The two circles `x^2+ y^2=r^2` and `x^2+y^2-10x +16=0` intersect at two distinct points. Then

To solve the problem of finding the range of \( r \) for the two circles to intersect at two distinct points, we will follow these steps: ### Step 1: Identify the equations of the circles The first circle is given by: \[ C_1: x^2 + y^2 = r^2 \] The second circle can be rewritten from the given equation: \[ C_2: x^2 + y^2 - 10x + 16 = 0 \implies x^2 + y^2 = 10x - 16 \] ### Step 2: Find the center and radius of the second circle The equation of the second circle can be rearranged to: \[ x^2 - 10x + y^2 = -16 \] Completing the square for \( x \): \[ (x - 5)^2 - 25 + y^2 = -16 \implies (x - 5)^2 + y^2 = 9 \] From this, we can see that the center of the second circle \( C_2 \) is \( (5, 0) \) and the radius \( r_2 = 3 \). ### Step 3: Set the conditions for intersection For the two circles to intersect at two distinct points, the distance between their centers must be less than the sum of their radii and greater than the absolute difference of their radii. 1. **Distance between centers**: The center of \( C_1 \) is \( (0, 0) \) and the center of \( C_2 \) is \( (5, 0) \).
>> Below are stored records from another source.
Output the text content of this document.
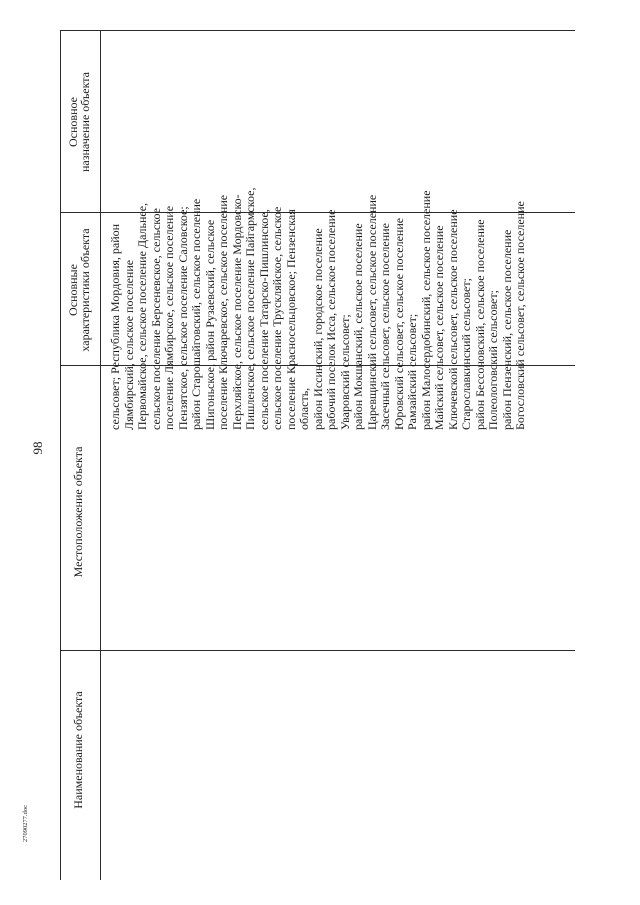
98
27090277.doc
Наименование объекта
Местоположение объекта
Основные
характеристики объекта
Основное
назначение объекта
сельсовет; Республика Мордовия, район Лямбирский, сельское поселение Первомайское, сельское поселение Дальнее, сельское поселение Берсеневское, сельское поселение Лямбирское, сельское поселение Пензятское, сельское поселение Саловское; район Старошайговский, сельское поселение Шигоньское, район Рузаевский, сельское поселение Ключаревское, сельское поселение Перхляйское, сельское поселение Мордовско- Пишленское, сельское поселение Пайгармское, сельское поселение Татарско-Пишлинское, сельское поселение Трускляйское, сельское поселение Красносельцовское; Пензенская область, район Иссинский, городское поселение рабочий поселок Исса, сельское поселение Уваровский сельсовет; район Мокшанский, сельское поселение Царевщинский сельсовет, сельское поселение Засечный сельсовет, сельское поселение Юровский сельсовет, сельское поселение Рамзайский сельсовет; район Малосердобинский, сельское поселение Майский сельсовет, сельское поселение Ключевской сельсовет, сельское поселение Старославкинский сельсовет; район Бессоновский, сельское поселение Полеологовский сельсовет; район Пензенский, сельское поселение Богословский сельсовет, сельское поселение
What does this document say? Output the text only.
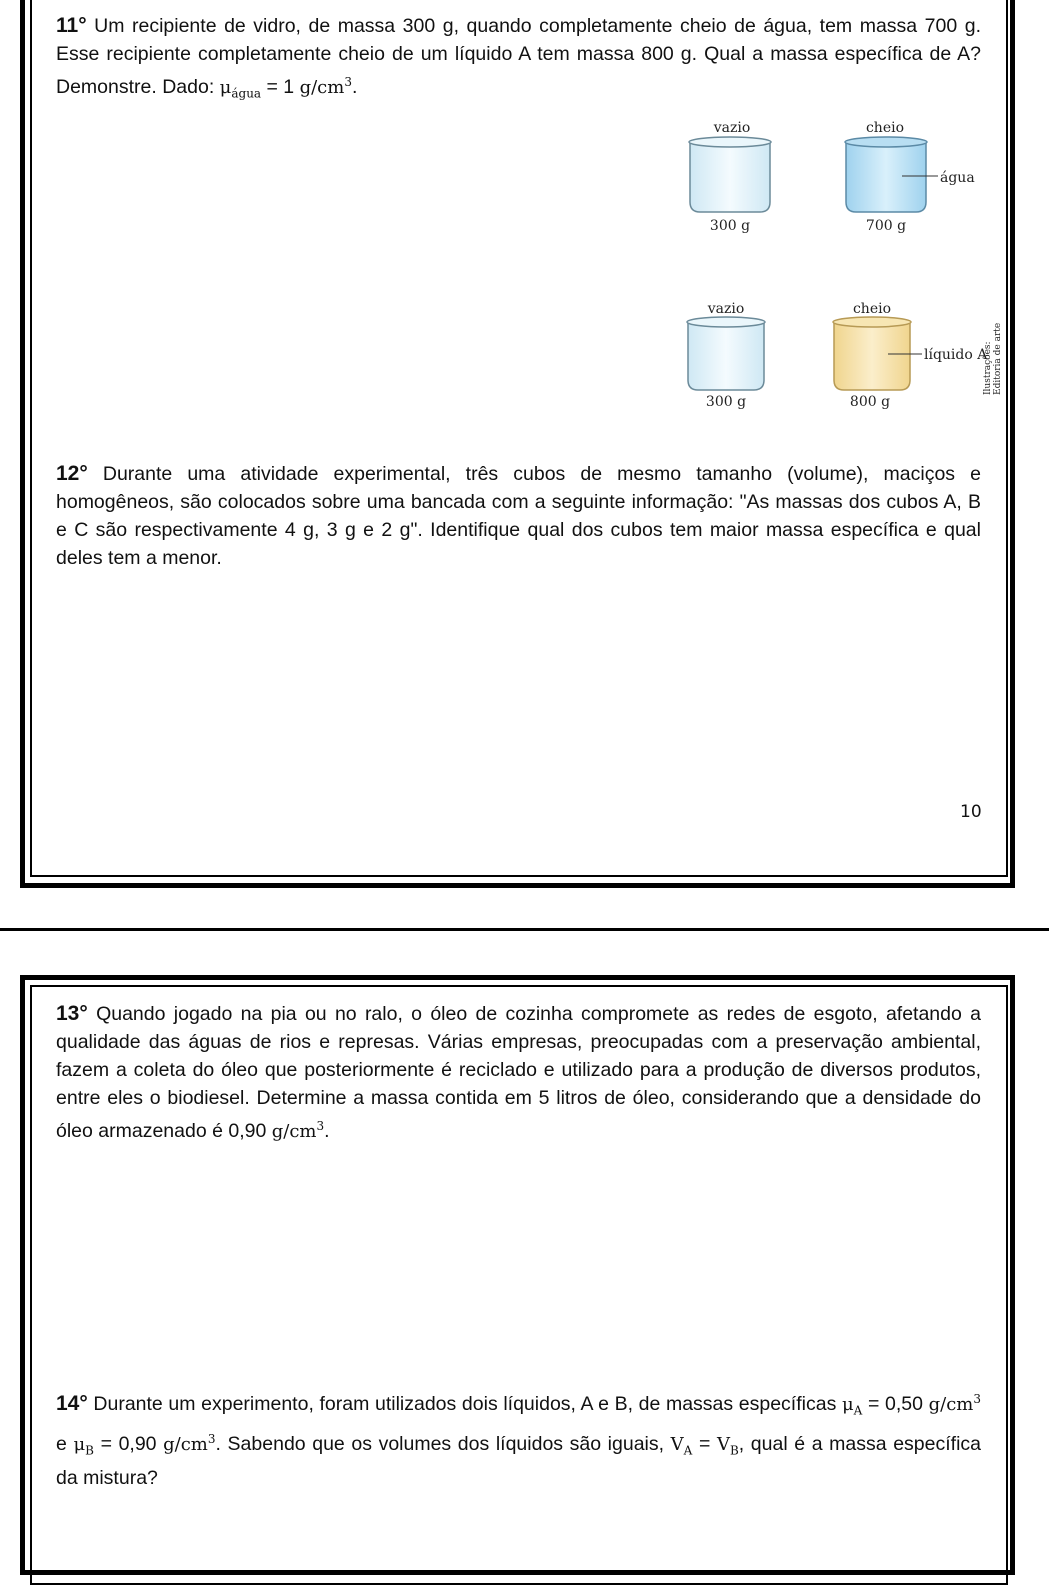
11° Um recipiente de vidro, de massa 300 g, quando completamente cheio de água, tem massa 700 g. Esse recipiente completamente cheio de um líquido A tem massa 800 g. Qual a massa específica de A? Demonstre. Dado: $\mu_{água} = 1$ $g/cm^3$.
vazio
300 g
cheio
água
700 g
vazio
300 g
cheio
líquido A
800 g
Ilustrações: Editoria de arte
12° Durante uma atividade experimental, três cubos de mesmo tamanho (volume), maciços e homogêneos, são colocados sobre uma bancada com a seguinte informação: "As massas dos cubos A, B e C são respectivamente 4 g, 3 g e 2 g". Identifique qual dos cubos tem maior massa específica e qual deles tem a menor.
10
13° Quando jogado na pia ou no ralo, o óleo de cozinha compromete as redes de esgoto, afetando a qualidade das águas de rios e represas. Várias empresas, preocupadas com a preservação ambiental, fazem a coleta do óleo que posteriormente é reciclado e utilizado para a produção de diversos produtos, entre eles o biodiesel. Determine a massa contida em 5 litros de óleo, considerando que a densidade do óleo armazenado é 0,90 $g/cm^3$.
14° Durante um experimento, foram utilizados dois líquidos, A e B, de massas específicas $\mu_A = 0,50$ $g/cm^3$ e $\mu_B = 0,90$ $g/cm^3$. Sabendo que os volumes dos líquidos são iguais, $V_A = V_B$, qual é a massa específica da mistura?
The distance \( d \) between the centers is: \[ d = \sqrt{(5 - 0)^2 + (0 - 0)^2} = 5 \] 2. **Condition for intersection**: - The sum of the radii: \( r + 3 > 5 \) - The absolute difference of the radii: \( |r - 3| < 5 \) ### Step 4: Solve the inequalities 1. From \( r + 3 > 5 \): \[ r > 2 \] 2. From \( |r - 3| < 5 \): - This gives us two inequalities: \[ r - 3 < 5 \implies r < 8 \] \[ r - 3 > -5 \implies r > -2 \quad (\text{this is not restrictive since } r > 2) \] ### Step 5: Combine the results From the inequalities, we have: \[ 2 < r < 8 \] ### Conclusion The range of \( r \) for which the two circles intersect at two distinct points is: \[ r \in (2, 8) \]